Kensinger joined the faculty of the Department of Psychology at Boston College in 2006 and was promoted to Professor in 2013. She directs the Cognitive and Affective Neuroscience Laboratory which uses behavioral testing and neuroimaging techniques to understand how age and emotional content influence how information is stored and remembered.

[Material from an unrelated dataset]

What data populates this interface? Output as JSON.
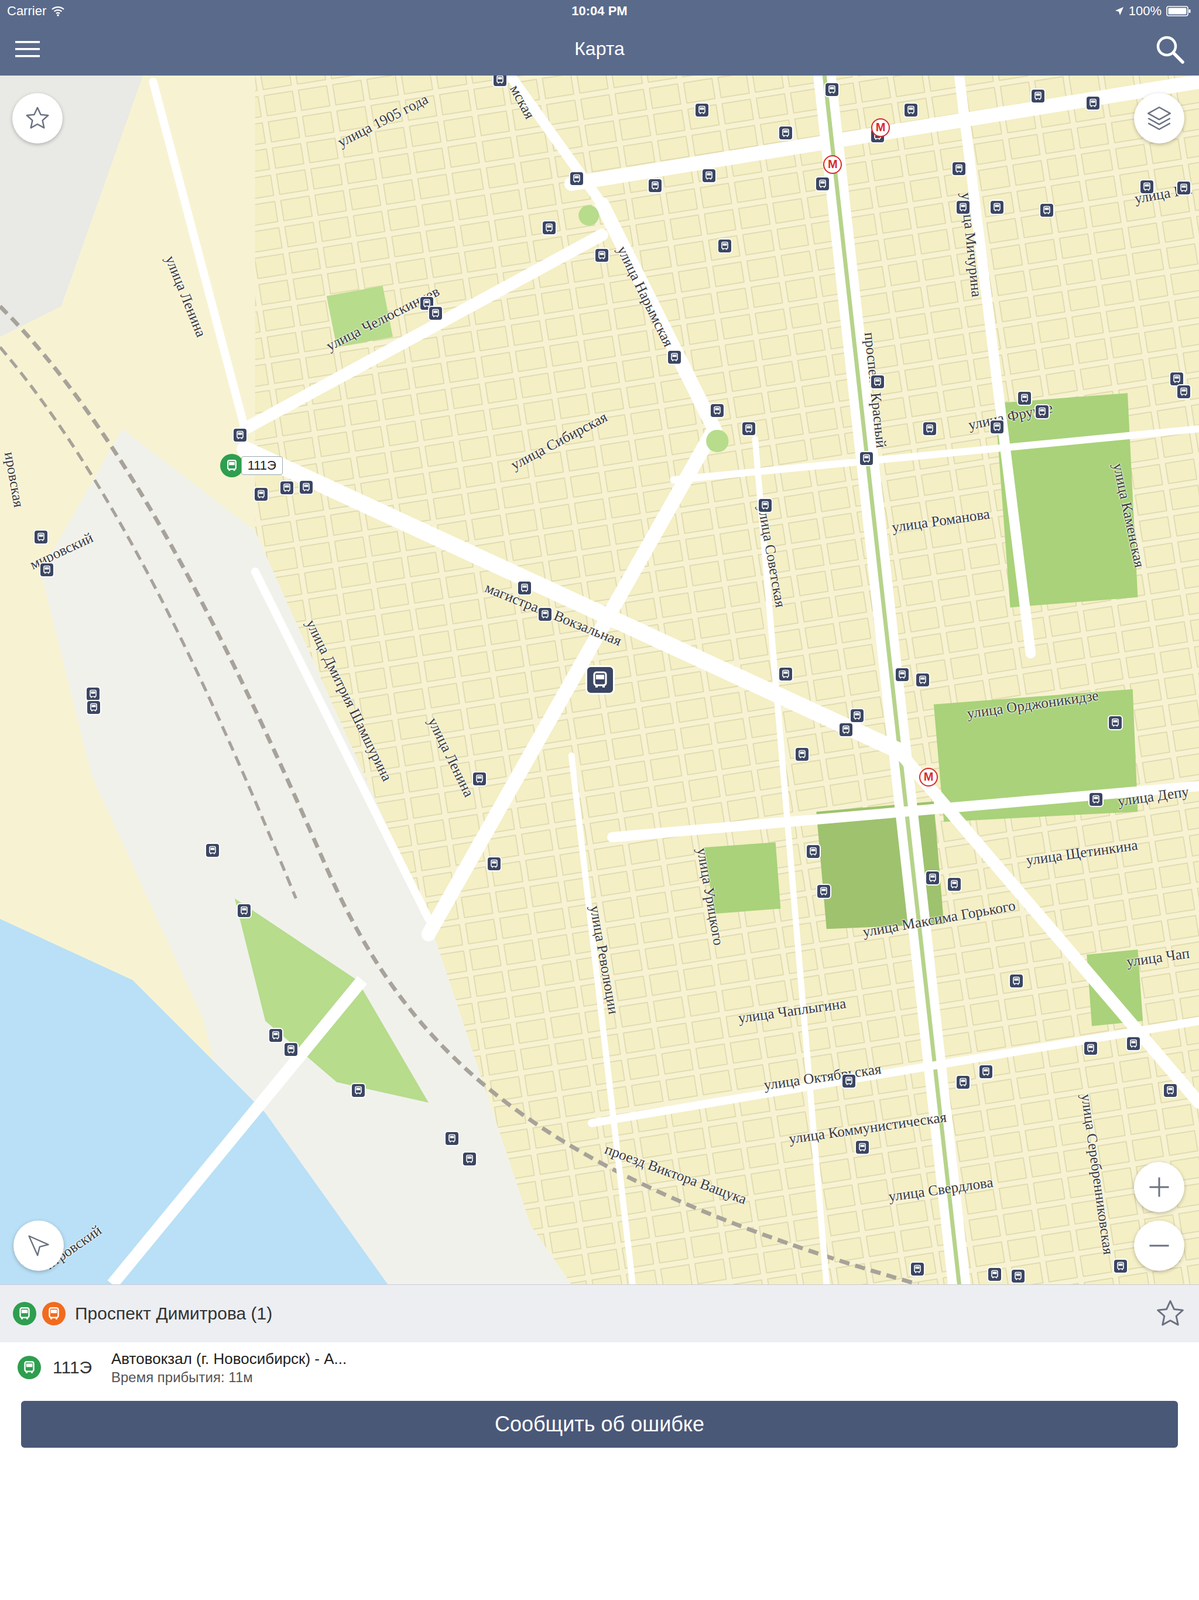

Kensinger has been involved in the Innocence Project, a national pro-bono network with ties to the Innocence Program Clinic at Boston College.[1] Research suggests that eyewitness testimony played a role in wrongful convictions in nearly three-quarters of DNA exonerations in the United States. In collaboration with the Innocence Program clinic, Kensinger has conducted seminars with law school students to educate them about wrongful convictions, false confessions, flawed forensics, and mistaken identification, and more generally about the fallibility of human memory.

== Research ==
Kensinger's laboratory investigates the cognitive and neural processes supporting memory for emotional and nonemotional information, with a focus on how emotion influences the vividness and accuracy of memory over the lifespan. One of Kensinger's studies, conducted in collaboration with Suzanne Corkin, explored the effect of negative emotional content on working memory. The researchers asked participants to perform an n-back working memory task with negative and neutral stimuli. They found that participants' accuracy in performing the n-back task was unaffected by the emotional content of the stimuli, which suggested that the memory enhancements observed for emotional stimuli in long-term memory do not extend to working memory.

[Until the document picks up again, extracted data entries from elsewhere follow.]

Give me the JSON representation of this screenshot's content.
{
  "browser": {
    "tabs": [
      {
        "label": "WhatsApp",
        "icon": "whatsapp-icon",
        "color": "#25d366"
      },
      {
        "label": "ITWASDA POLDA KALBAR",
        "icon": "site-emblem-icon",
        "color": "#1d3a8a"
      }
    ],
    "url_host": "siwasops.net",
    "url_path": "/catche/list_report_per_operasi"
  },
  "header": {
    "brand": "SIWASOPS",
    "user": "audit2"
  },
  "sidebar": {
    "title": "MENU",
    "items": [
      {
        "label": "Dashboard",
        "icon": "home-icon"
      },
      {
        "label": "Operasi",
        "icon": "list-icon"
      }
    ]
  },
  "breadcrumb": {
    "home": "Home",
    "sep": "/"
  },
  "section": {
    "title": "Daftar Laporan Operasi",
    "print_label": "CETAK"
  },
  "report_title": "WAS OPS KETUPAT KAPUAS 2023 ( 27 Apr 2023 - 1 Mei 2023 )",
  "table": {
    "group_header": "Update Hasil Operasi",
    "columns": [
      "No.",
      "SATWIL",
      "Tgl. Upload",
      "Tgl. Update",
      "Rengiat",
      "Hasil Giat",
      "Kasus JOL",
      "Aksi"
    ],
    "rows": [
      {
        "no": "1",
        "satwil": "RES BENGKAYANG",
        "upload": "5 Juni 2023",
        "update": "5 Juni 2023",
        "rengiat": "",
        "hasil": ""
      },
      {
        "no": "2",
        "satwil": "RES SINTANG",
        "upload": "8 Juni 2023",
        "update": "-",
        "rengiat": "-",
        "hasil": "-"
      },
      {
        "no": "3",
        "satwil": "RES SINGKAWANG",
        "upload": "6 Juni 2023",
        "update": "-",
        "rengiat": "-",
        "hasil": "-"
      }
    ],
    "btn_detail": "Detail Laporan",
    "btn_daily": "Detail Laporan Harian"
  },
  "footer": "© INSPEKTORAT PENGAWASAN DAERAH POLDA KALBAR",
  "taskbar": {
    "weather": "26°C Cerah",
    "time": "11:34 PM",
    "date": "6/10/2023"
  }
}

Another line of research has investigated whether context is encoded when emotional information is presented. Across a number of studies, Kensinger and colleagues have demonstrated that emotional information tends to be remembered well, but the contextual information is remembered less well. This memory effect becomes exaggerated over delays that include sleep (e.g., Payne, Chambers, & Kensinger, 2012) and does not seem to be attributable merely to visual attention (e.g., Steinmetz & Kensinger, 2013).

Kensinger and her colleagues have studied the effects of normal aging and Alzheimer's disease on emotional memory. Alzheimer's disease is associated with the atrophy of limbic structures including the amygdala, which plays an important role in processing emotional (especially negative) stimuli. The authors reported that Alzheimer's patients showed a disproportionate impairment in remembering negative words and pictures when compared with healthy elderly controls. These findings implicate the amygdala in accounting for the memory boost associated with processing information with a negative emotional valence. Results also show that young and older adults but not Alzheimer's disease patients portray better memory for emotional versus neutral pictures and words. Older adults and Alzheimers patients show no benefit from emotional context, on the other hand, young adults remember more items buried in an emotional versus neutral context.

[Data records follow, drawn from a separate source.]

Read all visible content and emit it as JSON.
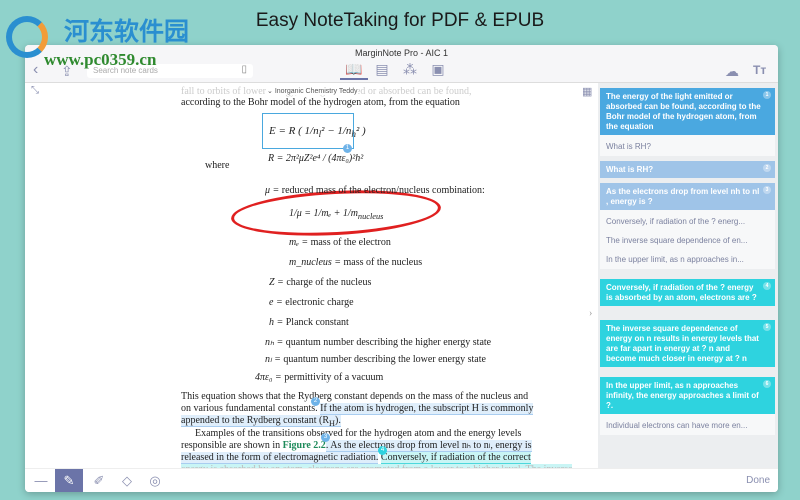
{
  "banner": "Easy NoteTaking for PDF & EPUB",
  "watermark": {
    "cn": "河东软件园",
    "url": "www.pc0359.cn"
  },
  "window": {
    "title": "MarginNote Pro - AIC 1"
  },
  "toolbar": {
    "search_placeholder": "Search note cards",
    "done": "Done"
  },
  "doc": {
    "breadcrumb": "Inorganic Chemistry Teddy",
    "faded_line": "fall to orbits of lower energy, the light emitted or absorbed can be found,",
    "line1": "according to the Bohr model of the hydrogen atom, from the equation",
    "where": "where",
    "defs": [
      {
        "sym": "μ =",
        "text": "reduced mass of the electron/nucleus combination:"
      },
      {
        "sym": "mₑ =",
        "text": "mass of the electron"
      },
      {
        "sym": "m_nucleus =",
        "text": "mass of the nucleus"
      },
      {
        "sym": "Z =",
        "text": "charge of the nucleus"
      },
      {
        "sym": "e =",
        "text": "electronic charge"
      },
      {
        "sym": "h =",
        "text": "Planck constant"
      },
      {
        "sym": "nₕ =",
        "text": "quantum number describing the higher energy state"
      },
      {
        "sym": "nₗ =",
        "text": "quantum number describing the lower energy state"
      },
      {
        "sym": "4πε₀ =",
        "text": "permittivity of a vacuum"
      }
    ],
    "para1a": "This equation shows that the Rydberg constant depends on the mass of the nucleus and",
    "para1b": "on various fundamental constants.",
    "para1c": "If the atom is hydrogen, the subscript H is commonly",
    "para1d": "appended to the Rydberg constant (R",
    "para1e": "H",
    "para1f": ").",
    "para2a": "Examples of the transitions observed for the hydrogen atom and the energy levels",
    "para2b": "responsible are shown in",
    "para2fig": "Figure 2.2",
    "para2c": ". As the electrons drop from level nₕ to nₗ, energy is",
    "para2d": "released in the form of electromagnetic radiation.",
    "para2e": "Conversely, if radiation of the correct",
    "para2f": "energy is absorbed by an atom, electrons are promoted from a lower to a higher level. The inverse"
  },
  "cards": [
    {
      "n": "1",
      "text": "The energy of the light emitted or absorbed can be found, according to the Bohr model of the hydrogen atom, from the equation",
      "color": "#4aa8e0",
      "subs": [
        "What is RH?"
      ]
    },
    {
      "n": "2",
      "text": "What is RH?",
      "color": "#9fc4e8",
      "subs": []
    },
    {
      "n": "3",
      "text": "As the electrons drop from level    nh to nl    , energy is ?",
      "color": "#9fc4e8",
      "subs": [
        "Conversely, if radiation of the ? energ...",
        "The inverse square dependence of en...",
        "In the upper limit, as  n  approaches in..."
      ]
    },
    {
      "n": "4",
      "text": "Conversely, if radiation of the ? energy is absorbed by an atom, electrons are ?",
      "color": "#2ed3df",
      "subs": []
    },
    {
      "n": "5",
      "text": "The inverse square dependence of energy on  n  results in energy levels that are far apart in energy at ?  n and become much closer in energy at ?  n",
      "color": "#2ed3df",
      "subs": []
    },
    {
      "n": "6",
      "text": "In the upper limit, as  n  approaches infinity, the energy approaches a limit of ?.",
      "color": "#2ed3df",
      "subs": [
        "Individual electrons can have more en..."
      ]
    }
  ],
  "icons": [
    "back-icon",
    "share-icon",
    "book-icon",
    "outline-icon",
    "mindmap-icon",
    "cards-icon",
    "cloud-sync-icon",
    "text-size-icon",
    "pen-icon",
    "highlighter-icon",
    "eraser-icon",
    "lasso-icon"
  ]
}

== Representative publications ==
- Kensinger, E. A., Brierley, B., Medford, N., Growdon, J. H., & Corkin, S. (2002). Effects of normal aging and Alzheimer's disease on emotional memory. Emotion, 2(2), 118–134.
- Kensinger, E. A., & Corkin, S. (2004). Two routes to emotional memory: Distinct neural processes for valence and arousal. Proceedings of the National Academy of Sciences of the United States of America, 101(9), 3310–3315.
- Kensinger, E. A. (2007). Negative emotion enhances memory accuracy: Behavioral and neuroimaging evidence. Current Directions in Psychological Science, 16(4), 213–218.
- Kensinger, E. A. (2009). Remembering the details: Effects of emotion. Emotion Review, 1(2), 99–113.
- Payne, J. D., Chambers, A. M., & Kensinger, E. A. (2012). Sleep promotes lasting changes in selective memory for emotional scenes. Frontiers in Integrative Neuroscience, 6, 108.
- Steinmetz, K. R. M., & Kensinger, E. A. (2013). The emotion-induced memory trade-off: More than an effect of overt attention? Memory & Cognition, 41(1), 69–81.
- Budson, Andrew (2023). "Why We Forget and How to Remember Better: The Science Behind Memory"

== Personal life ==
Kensinger is married and has a daughter. Her hobbies include playing violin, baking and hiking.